The next biggest spending item is $735,147 in fire station repairs, with plans to improve stations at 605 Main St., 335 N. Erie Blvd. and 651 Laurel Ave. in Lindenwald.
Following that, the next biggest category is $193,000 on a variety of public services, including those that help youth and senior citizens, provide transportation to under-served youth, transportation that connects people with jobs, and a pilot program that will help homeless people transition to permanent housing.
Among other things, $165,500 is to be spent on special code-enforcement to eliminate blight, $117,473 is to help some 19 households make home down-payments, $24,995 will be spent from Hamilton’s general fund to rehab and resell a single-family house for a low-income family and $20,000 in CDBG money will help viable for-profit businesses expand.
The spending plan recently was discussed by the Hamilton Planning Commission. Hamilton City Council will hold a public hearing on the Annual Action Plan for the city, which outlines the proposed spending, at 6 p.m. today. The council also will consider the ordinance approving the spending for a first time at the meeting, with a vote on the proposed spending likely at its Feb. 27 meeting.
Some feel the plans for such spending should receive more input from the public. City officials responded that they have used several approaches to get feedback from citizens.
Hamilton real-estate agent Phil Morrical said the city used to have a formal process that sought input from the city’s business districts over a period of months.
“We used to have the Rediscover Hamilton group, that was the business districts, and we used to sit down monthly and talk about what was going on in the districts, so we could spread the buzz if something new was going on,” Morrical said.
Among the business districts represented were the downtown area, Lindenwald, the Second- and Fourth wards, representatives of the Ohio 4 corridor, Main Street/Rossville and German Village.
“Each year we would go over the CDBG monies coming in, and we’d discuss projects each of the districts wanted to do,” he said.

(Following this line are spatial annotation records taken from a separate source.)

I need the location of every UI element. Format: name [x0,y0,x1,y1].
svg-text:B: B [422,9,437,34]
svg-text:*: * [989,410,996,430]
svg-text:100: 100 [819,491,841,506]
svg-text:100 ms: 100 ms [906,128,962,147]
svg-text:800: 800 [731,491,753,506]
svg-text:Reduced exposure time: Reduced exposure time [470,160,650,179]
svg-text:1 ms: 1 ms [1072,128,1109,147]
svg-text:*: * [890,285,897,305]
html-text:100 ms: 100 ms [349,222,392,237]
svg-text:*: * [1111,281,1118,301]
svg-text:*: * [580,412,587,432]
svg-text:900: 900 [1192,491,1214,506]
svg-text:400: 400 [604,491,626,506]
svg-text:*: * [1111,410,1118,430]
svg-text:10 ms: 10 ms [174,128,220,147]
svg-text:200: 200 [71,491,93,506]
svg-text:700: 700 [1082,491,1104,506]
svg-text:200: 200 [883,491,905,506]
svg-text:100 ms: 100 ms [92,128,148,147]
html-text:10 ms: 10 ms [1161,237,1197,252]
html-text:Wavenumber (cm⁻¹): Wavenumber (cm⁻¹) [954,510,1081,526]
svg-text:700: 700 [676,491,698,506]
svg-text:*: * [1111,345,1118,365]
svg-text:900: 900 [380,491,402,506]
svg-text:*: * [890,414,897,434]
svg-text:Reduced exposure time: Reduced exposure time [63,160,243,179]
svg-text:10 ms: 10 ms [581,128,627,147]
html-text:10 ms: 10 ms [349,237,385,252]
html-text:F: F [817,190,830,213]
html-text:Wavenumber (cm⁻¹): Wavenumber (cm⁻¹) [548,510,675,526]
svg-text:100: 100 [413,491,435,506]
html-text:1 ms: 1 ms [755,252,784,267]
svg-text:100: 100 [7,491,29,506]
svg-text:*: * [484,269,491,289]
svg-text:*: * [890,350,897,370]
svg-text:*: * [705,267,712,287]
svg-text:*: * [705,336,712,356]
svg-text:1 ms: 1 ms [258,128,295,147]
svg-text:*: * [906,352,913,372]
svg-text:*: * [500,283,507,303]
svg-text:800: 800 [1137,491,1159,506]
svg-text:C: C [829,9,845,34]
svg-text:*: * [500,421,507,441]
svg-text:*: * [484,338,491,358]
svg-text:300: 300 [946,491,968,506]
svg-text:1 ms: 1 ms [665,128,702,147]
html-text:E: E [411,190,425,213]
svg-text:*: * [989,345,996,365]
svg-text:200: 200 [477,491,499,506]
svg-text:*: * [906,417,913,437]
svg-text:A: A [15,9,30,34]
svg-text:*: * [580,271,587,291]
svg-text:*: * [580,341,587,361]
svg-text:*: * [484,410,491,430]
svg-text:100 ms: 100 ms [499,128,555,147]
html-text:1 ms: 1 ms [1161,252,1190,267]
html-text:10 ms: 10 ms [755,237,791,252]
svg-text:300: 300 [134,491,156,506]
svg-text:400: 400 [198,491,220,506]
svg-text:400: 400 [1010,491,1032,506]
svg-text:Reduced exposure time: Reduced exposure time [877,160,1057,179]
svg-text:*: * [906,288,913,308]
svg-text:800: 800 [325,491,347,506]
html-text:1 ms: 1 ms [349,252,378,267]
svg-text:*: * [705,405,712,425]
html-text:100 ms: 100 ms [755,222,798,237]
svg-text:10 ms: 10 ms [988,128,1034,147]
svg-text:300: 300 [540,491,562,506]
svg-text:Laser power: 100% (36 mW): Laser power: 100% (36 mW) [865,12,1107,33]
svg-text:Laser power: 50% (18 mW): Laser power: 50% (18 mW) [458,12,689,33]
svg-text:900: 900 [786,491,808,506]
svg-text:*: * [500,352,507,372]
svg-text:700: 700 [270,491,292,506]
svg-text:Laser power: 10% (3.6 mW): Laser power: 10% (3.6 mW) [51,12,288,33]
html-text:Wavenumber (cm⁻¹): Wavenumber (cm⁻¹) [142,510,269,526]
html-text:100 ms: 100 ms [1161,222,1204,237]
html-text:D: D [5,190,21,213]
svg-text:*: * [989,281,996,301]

Rather than fighting each other for projects at City Council, the business districts decided to discuss the projects among themselves and try to reach consensus on which projects were most deserving, Morrical said.
That system of input stopped four or five years ago, he said.
“It was a very great process,” Morrical said.
Hamilton Finance Director Dave Jones said the current city staff that handles CDBG funds “was not involved and unaware of the process Mr. Morrical refers to.”
“However,” he added, “any of the city’s business districts are welcome to join in the process and the Neighborhood Development Division staff are always looking to increase participation and welcome any input.”
He noted Neighborhood Development staff has doubled out the number of surveys it mails out, and wrote both English and Spanish versions of the surveys. The staff also added an online version of the survey. They also held seven community meetings to discuss the plans, he said.
How Hamilton will spend federal funds to help the poor
- Minor home repairs and other assistance for 51 low-income households
- Improvements to 3 fire stations in low-income areas
- Public services including transportation and helping homeless
- Code enforcement to eliminate blight.